As they age, three-quarters of sufferers develop dementia. “It’s like an early Alzheimer’s syndrome,” says Nelly Pitteloud, professor at the University of Lausanne and head of the Department of Endocrinology, Diabetology and Metabolism at the Center hospitalier universitaire vaudois (CHUV), co-author of this research. with colleagues from the French Inserm.

We can see a new brain map approaching healthy subjects, it’s exciting

Nelly Pitteloud, Head of the Department of Endocrinology, Diabetology and Metabolism at CHUV

Experiment on mice

Recent discoveries have suggested that neurons expressing the hormone GnRH (gonadoliberin), known to regulate reproduction via the hypothalamus, would also have an action in other regions of the brain, in particular with a role in cognition. Based on this idea, a group of researchers from Inserm in Lille (F), led by Vincent Prévot, studied the mechanism of regulation of GnRH on mouse models of trisomy 21.

The team was able to demonstrate that five microRNA strands involved in the production of this hormone and present on chromosome 21 were deregulated. This supernumerary chromosome then leads to abnormalities in the neurons secreting GnRH.

Restore GnRH production

“We then succeeded in demonstrating that the reactivation of a GnRH system made it possible to restore cognitive and olfactory functions in mice with Down syndrome in a systematic way”, indicated Vincent Prévot during an online press briefing.

These results in mice were discussed with Nelly Pitteloud, whose group is an expert in the diagnosis and treatment of a rare disease, congenital GnRH deficiency, which is manifested by an absence of puberty.

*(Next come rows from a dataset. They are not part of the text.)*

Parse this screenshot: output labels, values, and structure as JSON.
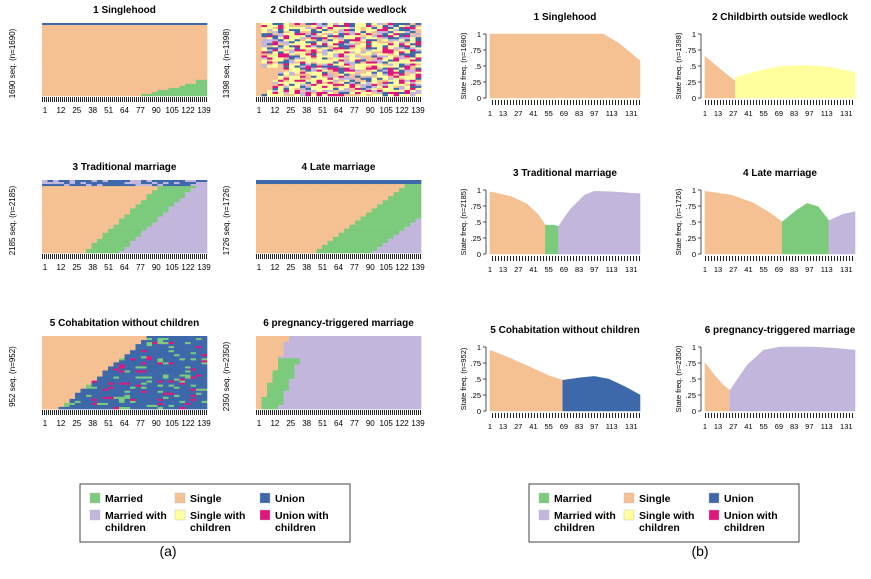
{
  "colors": {
    "Married": "#7ccb7c",
    "Single": "#f5c193",
    "Union": "#3d68aa",
    "Married with children": "#c3b6dc",
    "Single with children": "#ffff9e",
    "Union with children": "#e0167d"
  },
  "legend": {
    "items": [
      {
        "label": "Married",
        "color_key": "Married"
      },
      {
        "label": "Married with\nchildren",
        "color_key": "Married with children"
      },
      {
        "label": "Single",
        "color_key": "Single"
      },
      {
        "label": "Single with\nchildren",
        "color_key": "Single with children"
      },
      {
        "label": "Union",
        "color_key": "Union"
      },
      {
        "label": "Union with\nchildren",
        "color_key": "Union with children"
      }
    ]
  },
  "panel_labels": [
    "(a)",
    "(b)"
  ],
  "chart_data": [
    {
      "type": "area",
      "panel": "a",
      "subtype": "sequence index plot",
      "clusters": [
        {
          "title": "1 Singlehood",
          "ylabel": "1690 seq. (n=1690)",
          "x_ticks": [
            "1",
            "12",
            "25",
            "38",
            "51",
            "64",
            "77",
            "90",
            "105",
            "122",
            "139"
          ]
        },
        {
          "title": "2 Childbirth outside wedlock",
          "ylabel": "1398 seq. (n=1398)",
          "x_ticks": [
            "1",
            "12",
            "25",
            "38",
            "51",
            "64",
            "77",
            "90",
            "105",
            "122",
            "139"
          ]
        },
        {
          "title": "3 Traditional marriage",
          "ylabel": "2185 seq. (n=2185)",
          "x_ticks": [
            "1",
            "12",
            "25",
            "38",
            "51",
            "64",
            "77",
            "90",
            "105",
            "122",
            "139"
          ]
        },
        {
          "title": "4 Late marriage",
          "ylabel": "1726 seq. (n=1726)",
          "x_ticks": [
            "1",
            "12",
            "25",
            "38",
            "51",
            "64",
            "77",
            "90",
            "105",
            "122",
            "139"
          ]
        },
        {
          "title": "5 Cohabitation without children",
          "ylabel": "952 seq. (n=952)",
          "x_ticks": [
            "1",
            "12",
            "25",
            "38",
            "51",
            "64",
            "77",
            "90",
            "105",
            "122",
            "139"
          ]
        },
        {
          "title": "6 pregnancy-triggered marriage",
          "ylabel": "2350 seq. (n=2350)",
          "x_ticks": [
            "1",
            "12",
            "25",
            "38",
            "51",
            "64",
            "77",
            "90",
            "105",
            "122",
            "139"
          ]
        }
      ]
    },
    {
      "type": "area",
      "panel": "b",
      "subtype": "state distribution plot",
      "y_ticks": [
        "0",
        ".25",
        ".5",
        ".75",
        "1"
      ],
      "ylim": [
        0,
        1
      ],
      "x_ticks": [
        "1",
        "13",
        "27",
        "41",
        "55",
        "69",
        "83",
        "97",
        "113",
        "131"
      ],
      "clusters": [
        {
          "title": "1 Singlehood",
          "ylabel": "State freq. (n=1690)",
          "segments": [
            {
              "state": "Single",
              "points": [
                [
                  1,
                  1
                ],
                [
                  20,
                  1
                ],
                [
                  50,
                  1
                ],
                [
                  80,
                  1
                ],
                [
                  105,
                  1
                ],
                [
                  120,
                  0.85
                ],
                [
                  139,
                  0.58
                ]
              ]
            }
          ]
        },
        {
          "title": "2 Childbirth outside wedlock",
          "ylabel": "State freq. (n=1398)",
          "segments": [
            {
              "state": "Single",
              "points": [
                [
                  1,
                  0.65
                ],
                [
                  10,
                  0.52
                ],
                [
                  20,
                  0.38
                ],
                [
                  29,
                  0.26
                ]
              ]
            },
            {
              "state": "Single with children",
              "points": [
                [
                  29,
                  0.32
                ],
                [
                  50,
                  0.42
                ],
                [
                  70,
                  0.49
                ],
                [
                  95,
                  0.51
                ],
                [
                  115,
                  0.48
                ],
                [
                  139,
                  0.4
                ]
              ]
            }
          ]
        },
        {
          "title": "3 Traditional marriage",
          "ylabel": "State freq. (n=2185)",
          "segments": [
            {
              "state": "Single",
              "points": [
                [
                  1,
                  0.97
                ],
                [
                  20,
                  0.9
                ],
                [
                  35,
                  0.78
                ],
                [
                  45,
                  0.62
                ],
                [
                  52,
                  0.45
                ]
              ]
            },
            {
              "state": "Married",
              "points": [
                [
                  52,
                  0.45
                ],
                [
                  60,
                  0.45
                ],
                [
                  64,
                  0.43
                ]
              ]
            },
            {
              "state": "Married with children",
              "points": [
                [
                  64,
                  0.43
                ],
                [
                  75,
                  0.7
                ],
                [
                  88,
                  0.92
                ],
                [
                  97,
                  0.98
                ],
                [
                  115,
                  0.97
                ],
                [
                  139,
                  0.94
                ]
              ]
            }
          ]
        },
        {
          "title": "4 Late marriage",
          "ylabel": "State freq. (n=1726)",
          "segments": [
            {
              "state": "Single",
              "points": [
                [
                  1,
                  0.98
                ],
                [
                  25,
                  0.92
                ],
                [
                  45,
                  0.8
                ],
                [
                  60,
                  0.65
                ],
                [
                  72,
                  0.5
                ]
              ]
            },
            {
              "state": "Married",
              "points": [
                [
                  72,
                  0.5
                ],
                [
                  85,
                  0.68
                ],
                [
                  95,
                  0.79
                ],
                [
                  105,
                  0.74
                ],
                [
                  115,
                  0.52
                ]
              ]
            },
            {
              "state": "Married with children",
              "points": [
                [
                  115,
                  0.52
                ],
                [
                  128,
                  0.62
                ],
                [
                  139,
                  0.66
                ]
              ]
            }
          ]
        },
        {
          "title": "5 Cohabitation without children",
          "ylabel": "State freq. (n=952)",
          "segments": [
            {
              "state": "Single",
              "points": [
                [
                  1,
                  0.95
                ],
                [
                  20,
                  0.82
                ],
                [
                  40,
                  0.67
                ],
                [
                  55,
                  0.55
                ],
                [
                  68,
                  0.48
                ]
              ]
            },
            {
              "state": "Union",
              "points": [
                [
                  68,
                  0.48
                ],
                [
                  85,
                  0.52
                ],
                [
                  97,
                  0.54
                ],
                [
                  110,
                  0.5
                ],
                [
                  125,
                  0.38
                ],
                [
                  139,
                  0.25
                ]
              ]
            }
          ]
        },
        {
          "title": "6 pregnancy-triggered marriage",
          "ylabel": "State freq. (n=2350)",
          "segments": [
            {
              "state": "Single",
              "points": [
                [
                  1,
                  0.75
                ],
                [
                  10,
                  0.55
                ],
                [
                  18,
                  0.4
                ],
                [
                  24,
                  0.32
                ]
              ]
            },
            {
              "state": "Married with children",
              "points": [
                [
                  24,
                  0.32
                ],
                [
                  40,
                  0.72
                ],
                [
                  55,
                  0.95
                ],
                [
                  70,
                  1
                ],
                [
                  100,
                  1
                ],
                [
                  120,
                  0.98
                ],
                [
                  139,
                  0.95
                ]
              ]
            }
          ]
        }
      ]
    }
  ]
}
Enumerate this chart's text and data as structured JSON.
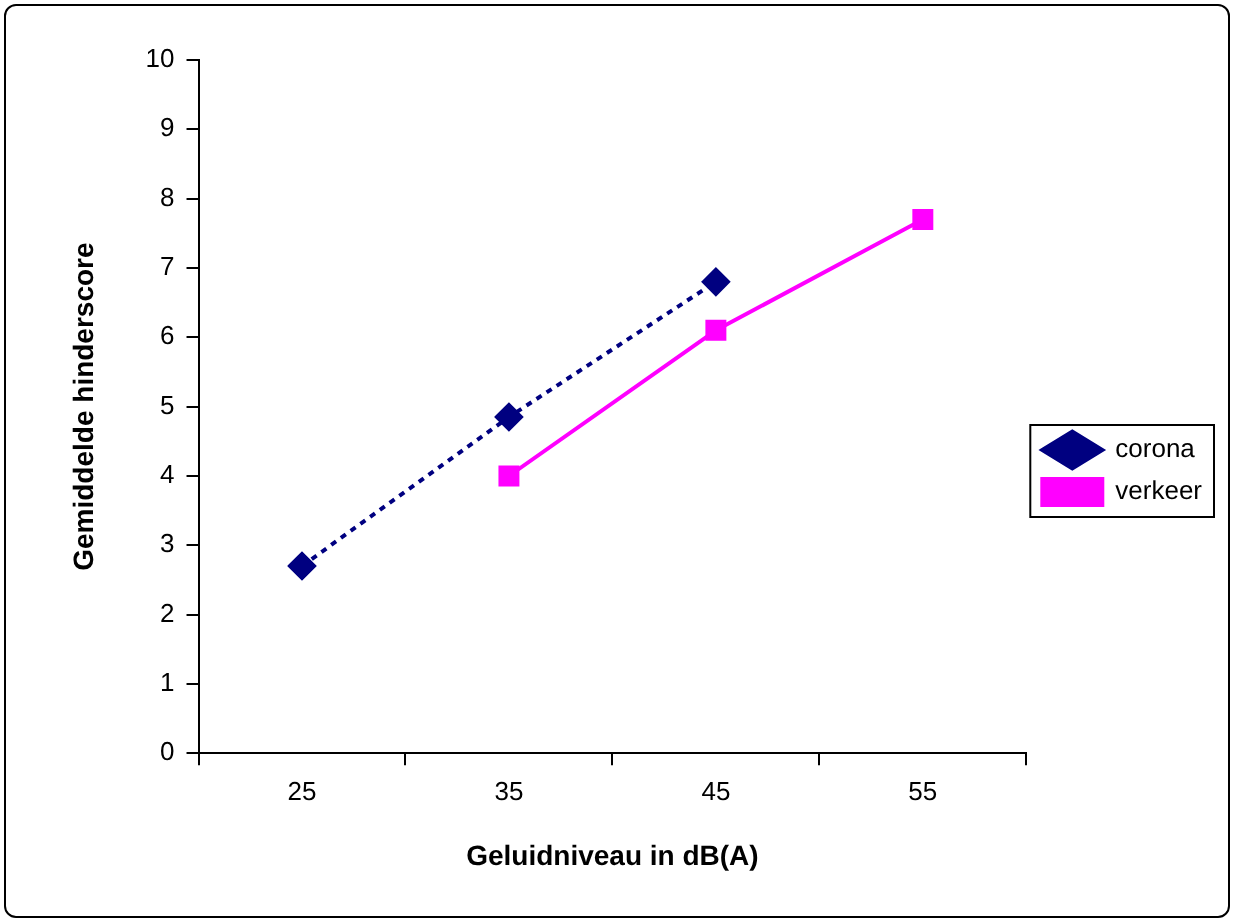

A pulsatile GnRH treatment – delivered at regular intervals – is given to these patients, in order to reproduce the natural rhythm of secretion of this hormone.

The researchers therefore decided to test the effectiveness of such a treatment on Down syndrome mice. Result: after 15 days, they had regained their olfactory and cognitive functions.

Improved cognitive functions

CHUV doctors conducted a pilot study on seven patients. [Laurent Gillieron - Keystone]CHUV doctors conducted a pilot study on seven patients. [Laurent Gillieron – Keystone]The CHUV doctors have therefore moved on to the next stage, a pilot trial on patients referred by Ariane Giacobino, head of the trisomy 21 consultation at the University Hospitals of Geneva.

Seven men with trisomy 21, aged 20 to 50, received a dose of GnRH every two hours subcutaneously for six months, using a pump placed on the arm. Cognition and smell tests as well as MRI examinations were carried out before and after treatment.

In the end, cognitive performance increased in six of the seven patients: better three-dimensional representation, better understanding of instructions, improvement in reasoning, attention and episodic memory. On the other hand, the treatment had no impact on olfaction.

New brain mapping

These cognitive tests were confirmed by brain imaging at the CHUV, which revealed a significant increase in functional connectivity. “We can see a new brain map approaching healthy subjects, it’s exciting,” noted Nelly Pitteloud.

The improvement is estimated between 10% and 30%. One of the participants even “passed the bar of the healthy subject”, noted the Lausanne professor, who specifies however that the collective of the study was composed of subjects very surrounded and stimulated by their relatives.

The authors want to be cautious. These results need to be confirmed by a larger randomized study with a control group receiving a placebo. It will start this fall in Lausanne and Basel and will include around sixty patients, including women. It should last two years.